Canlıların daha güçlü yaşam formlarına dönüşerek hayatta kaldığını öne süren ve popülasyondaki gen ve özellik dağılımının nesiller içerisinde seçilim baskısıyla değişmesi anlamına gelen evrim teorisi, tartışmaları halen devam eden bir konu olarak karşımıza çıkıyor. Evrim konusu, bilimsel temellere dayandırarak insanların tarih boyunca evrim geçirdiğini söyleyenlerle, maymundan gelmedik diyenler arasındaki bir fikir ayrılığıyla sık sık tartışılıyor.

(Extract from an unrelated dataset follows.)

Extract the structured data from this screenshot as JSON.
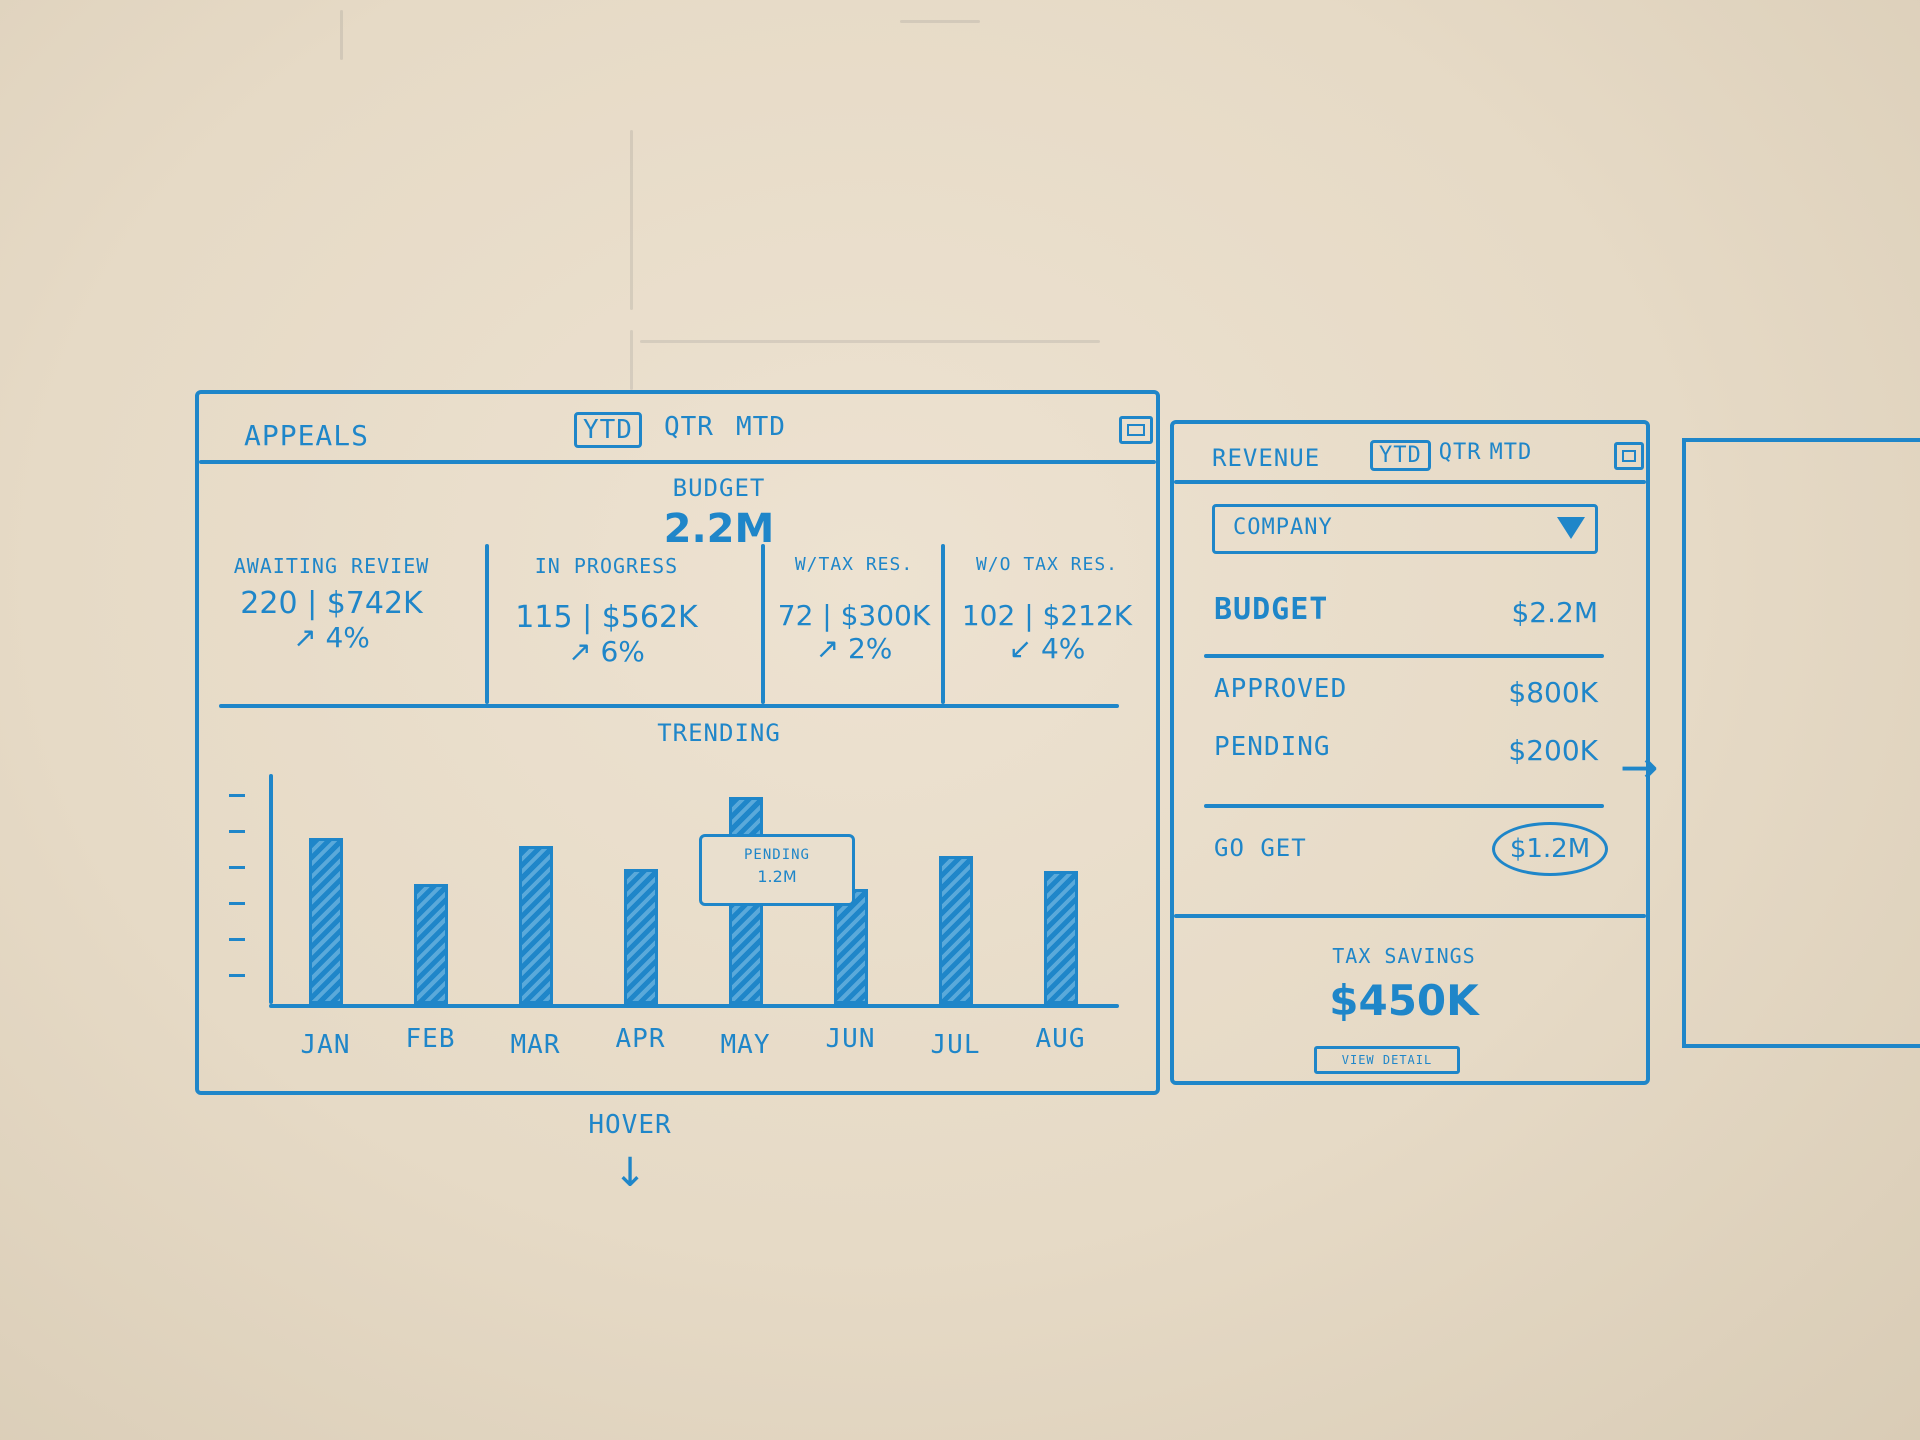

Bu konudaki araştırmalar uzun yıllardır güncel olarak devam ediyor. İsveç’te yer alan ve önemli araştırmalara imza atan Lund Üniversitesi araştırmacıları, insan ve şempanze beyinlerinin neden farklı çalıştığı sorusundan yola çıkarak, bu farklılığa sebep olan bir DNA keşfetti. Çalışma, Cell Stem Cell dergisinde yayınlandı.
DNA'lar farklı şekilde kullanılıyor
Evrimsel anlamda yaşayan en yakın insan akrabası olduğu düşünülen şempenzenin DNA’sı ile insan DNA’sı birbirine çok benziyor. Lund Üniversitesi’nden kök hücre araştırmaları, bu benzerlikten yola çıkarak şempanze ve insan beyninin neden farklı çalıştığını anlamak ve açıklamak için bir araştırma yaptılar. Araştırma, bu farklılığın DNA’mızın kodlanmamış DNA olarak bilinen bir kısımdan dolayı kaynaklandığını ortaya koyuyor.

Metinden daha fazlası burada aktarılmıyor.